Here are 11 more crazy conspiracy theories that millions (and, in some cases, hundreds of millions) of Americans believe.

  1. The only hitman I would hire.
    It's easy to have a person killed and get away with it if you have enough money, 54 percent - On some level, you'd like to believe this isn't true. But I'm fairly sure for, let's say, $200 million, you could find a group of highly skilled mercenaries to help you get away with a murder. Or a takeover of Alcatraz.

  2. The Obama administration is secretly trying to take everyone's guns away, 36 percent - I'm not sure how much of a secret it is, kind of like the "secret" that the Big Mac special sauce is just thousand island dressing. We're way too deep into gun culture to get rid of all the guns -- just like we were way too deep in alcohol culture to have prohibition. But if the Obama administration somehow succeeds, won't they foolish when the King of England shows up in Florida the next day to begin his big takeover.

  3. Major sporting events, like the NBA playoffs or Super Bowl, are sometimes rigged by refs and league officials to create outcomes with better ratings and more money/publicity, 32 percent - I'm a bit dismayed to say this is the first one on either the previous list or this list that I genuinely believe. Maybe because I watched the Lakers/Kings 2002 NBA playoff series live, or maybe because, as a Cleveland sports fan, I'm particularly sensitive when all the 50-50 calls seem to go to the big market teams. Either way, I need to make sure this isn't my gateway drug to becoming an all-out conspiracy theorist. Five years from now, when 11 Points is just a series of incoherent rants about the freemasons, we can all trace it back to this moment.


  4. Barack Obama is secretly trying to figure out a way to stay in office after 2017, 25 percent - Are you kidding? He's aged 75 years in the six he's been in office -- it's like he has a cow heart or something. If anything, he'd be trying to get the hell out of there early to hit that sweet, sweet cycle of highly-paid lectures and occasional diplomatic missions in countries with good golf courses. He'd have to be a top-level masochist to stay president one day longer than he has to.

  5. The U.S. government assassinates political leaders who spread a message they don't like, like Bobby Kennedy and Martin Luther King Jr., 23 percent - I love the ominous entitiy of "the U.S. government" in a lot of these, as if it's this one, unified nefarious force and not just some bloated Vogon utopia. I'm not sure the government could conspire to kill anything... but time. HI-YO!
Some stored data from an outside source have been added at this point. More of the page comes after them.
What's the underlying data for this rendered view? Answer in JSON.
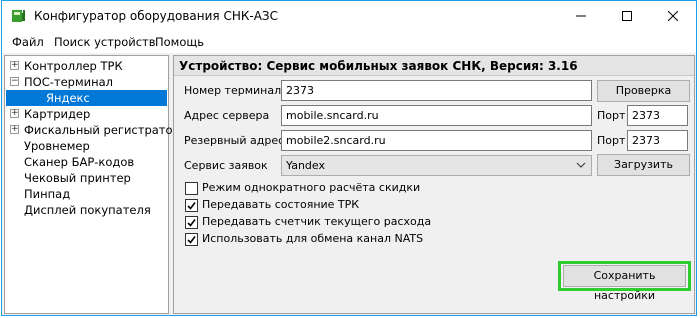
{
  "window": {
    "title": "Конфигуратор оборудования СНК-АЗС"
  },
  "menu": [
    "Файл",
    "Поиск устройств",
    "Помощь"
  ],
  "tree": {
    "items": [
      {
        "label": "Контроллер ТРК",
        "expander": "+"
      },
      {
        "label": "ПОС-терминал",
        "expander": "−"
      },
      {
        "label": "Яндекс"
      },
      {
        "label": "Картридер",
        "expander": "+"
      },
      {
        "label": "Фискальный регистратор",
        "expander": "+"
      },
      {
        "label": "Уровнемер"
      },
      {
        "label": "Сканер БАР-кодов"
      },
      {
        "label": "Чековый принтер"
      },
      {
        "label": "Пинпад"
      },
      {
        "label": "Дисплей покупателя"
      }
    ]
  },
  "panel": {
    "header": "Устройство: Сервис мобильных заявок СНК, Версия: 3.16",
    "terminal_label": "Номер терминала",
    "terminal_value": "2373",
    "check_button": "Проверка связи",
    "server_label": "Адрес сервера",
    "server_value": "mobile.sncard.ru",
    "port_label": "Порт",
    "server_port": "2373",
    "backup_label": "Резервный адрес",
    "backup_value": "mobile2.sncard.ru",
    "backup_port_label": "Порт",
    "backup_port": "2373",
    "service_label": "Сервис заявок",
    "service_value": "Yandex",
    "load_button": "Загрузить",
    "checkboxes": [
      {
        "label": "Режим однократного расчёта скидки",
        "checked": false
      },
      {
        "label": "Передавать состояние ТРК",
        "checked": true
      },
      {
        "label": "Передавать счетчик текущего расхода",
        "checked": true
      },
      {
        "label": "Использовать для обмена канал NATS",
        "checked": true
      }
    ],
    "save_button": "Сохранить настройки"
  },
  "colors": {
    "accent": "#0078d7",
    "highlight": "#2ecc2e",
    "window_border": "#1ba1e2"
  }
}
  6. A secret society produces most of America's political and financial leaders and serves the interests of the wealthy elite, 19 percent - I'm not sure "college" counts as a secret society, but if so, yeah, this is spot on.
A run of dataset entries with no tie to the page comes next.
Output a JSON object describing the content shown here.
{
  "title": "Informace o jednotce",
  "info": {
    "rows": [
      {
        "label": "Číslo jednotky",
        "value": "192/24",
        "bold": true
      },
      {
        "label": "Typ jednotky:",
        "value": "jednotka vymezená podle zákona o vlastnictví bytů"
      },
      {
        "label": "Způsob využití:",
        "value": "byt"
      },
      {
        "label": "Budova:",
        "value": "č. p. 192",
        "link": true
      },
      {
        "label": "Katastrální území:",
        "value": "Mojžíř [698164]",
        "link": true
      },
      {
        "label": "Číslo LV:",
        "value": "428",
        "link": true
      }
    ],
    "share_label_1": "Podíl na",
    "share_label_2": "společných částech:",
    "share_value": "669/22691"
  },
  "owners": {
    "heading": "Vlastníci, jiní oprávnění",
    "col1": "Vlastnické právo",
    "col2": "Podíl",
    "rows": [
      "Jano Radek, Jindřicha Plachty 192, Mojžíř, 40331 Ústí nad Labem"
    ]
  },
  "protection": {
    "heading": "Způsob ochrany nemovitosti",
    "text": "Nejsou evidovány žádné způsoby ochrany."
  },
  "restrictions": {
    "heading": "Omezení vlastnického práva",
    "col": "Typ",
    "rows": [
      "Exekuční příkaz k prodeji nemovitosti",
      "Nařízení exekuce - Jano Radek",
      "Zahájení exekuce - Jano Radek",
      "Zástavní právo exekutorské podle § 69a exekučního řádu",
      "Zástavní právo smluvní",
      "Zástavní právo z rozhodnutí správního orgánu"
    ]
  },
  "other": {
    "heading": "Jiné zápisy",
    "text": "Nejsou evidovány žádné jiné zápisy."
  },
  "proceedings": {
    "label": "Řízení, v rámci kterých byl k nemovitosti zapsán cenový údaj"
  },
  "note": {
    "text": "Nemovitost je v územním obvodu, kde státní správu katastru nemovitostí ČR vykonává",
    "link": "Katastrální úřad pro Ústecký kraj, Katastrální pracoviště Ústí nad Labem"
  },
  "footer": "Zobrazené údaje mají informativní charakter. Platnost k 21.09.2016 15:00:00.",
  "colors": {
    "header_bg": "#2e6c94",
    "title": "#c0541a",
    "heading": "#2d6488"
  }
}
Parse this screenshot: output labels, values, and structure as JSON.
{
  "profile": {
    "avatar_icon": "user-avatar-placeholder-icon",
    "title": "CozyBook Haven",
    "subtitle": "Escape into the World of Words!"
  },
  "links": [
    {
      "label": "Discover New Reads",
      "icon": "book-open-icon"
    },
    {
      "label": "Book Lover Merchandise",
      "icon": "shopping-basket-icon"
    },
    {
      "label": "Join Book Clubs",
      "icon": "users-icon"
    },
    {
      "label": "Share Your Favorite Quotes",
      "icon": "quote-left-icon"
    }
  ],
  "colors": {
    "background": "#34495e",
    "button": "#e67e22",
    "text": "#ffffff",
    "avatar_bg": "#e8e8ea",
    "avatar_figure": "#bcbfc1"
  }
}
  7. A group of world bakers are slowly eliminating paper currency to make all banking electronic... then when it is they'll cut the power grid so most people won't have access to money and will be forced into worldwide slavery, 17 percent - How do they come up with these? This is one of those conspiracies that made this conspiracy theories survey that never would've qualified for the first survey. I'm not sure "Bigfoot exists" and "the moon landing was fake" could've coexisted on a list that featured a conspiracy theory that sounds like a mash-up of NBC's Revolution and that Simpsons Treehouse of Horror where Kang becomes president.

  8. The U.S. government plans and executes terrorist attacks, then makes it look like they were done by others, 13 percent - This is kind of a generic version of the "government planned 9/11" conspiracy, and similarly farfetched. No matter how much you distrust the government, thinking they plan and carry out terrorist attacks is just a bridge too far. That being said, if this IS true, then someone needs to pull Jack Bauer out of retirement to get to the bottom of this.


  9. Amerikaz most wanted.
    The U.S. government assassinates entertainers who spread a counterculture message, like John Lennon, Tupac and Kurt Cobain, 12 percent - I had no idea the government was in cahoots with Mark David Chapman, some low-level wannabe from the '90s East Coast rap scene, and Kurt Cobain's hand, respectively. Is there anyone they can't get to?!?!?

  10. The Men in Black really exist to stop people from finding out that aliens live among humans, 6 percent - Come on, next thing you're going to tell me is that there's a group of people who believe the Fresh Prince of Bel-Air is an actual American monarch.

  11. The U.S. government secretly allows aliens to take over society in exchange for help with technological advances, like electricity and the microwave, 3 percent - This is either a brilliantly veiled comment on immigration or people are still having their minds blown by the ability to heat up soup without using the stove.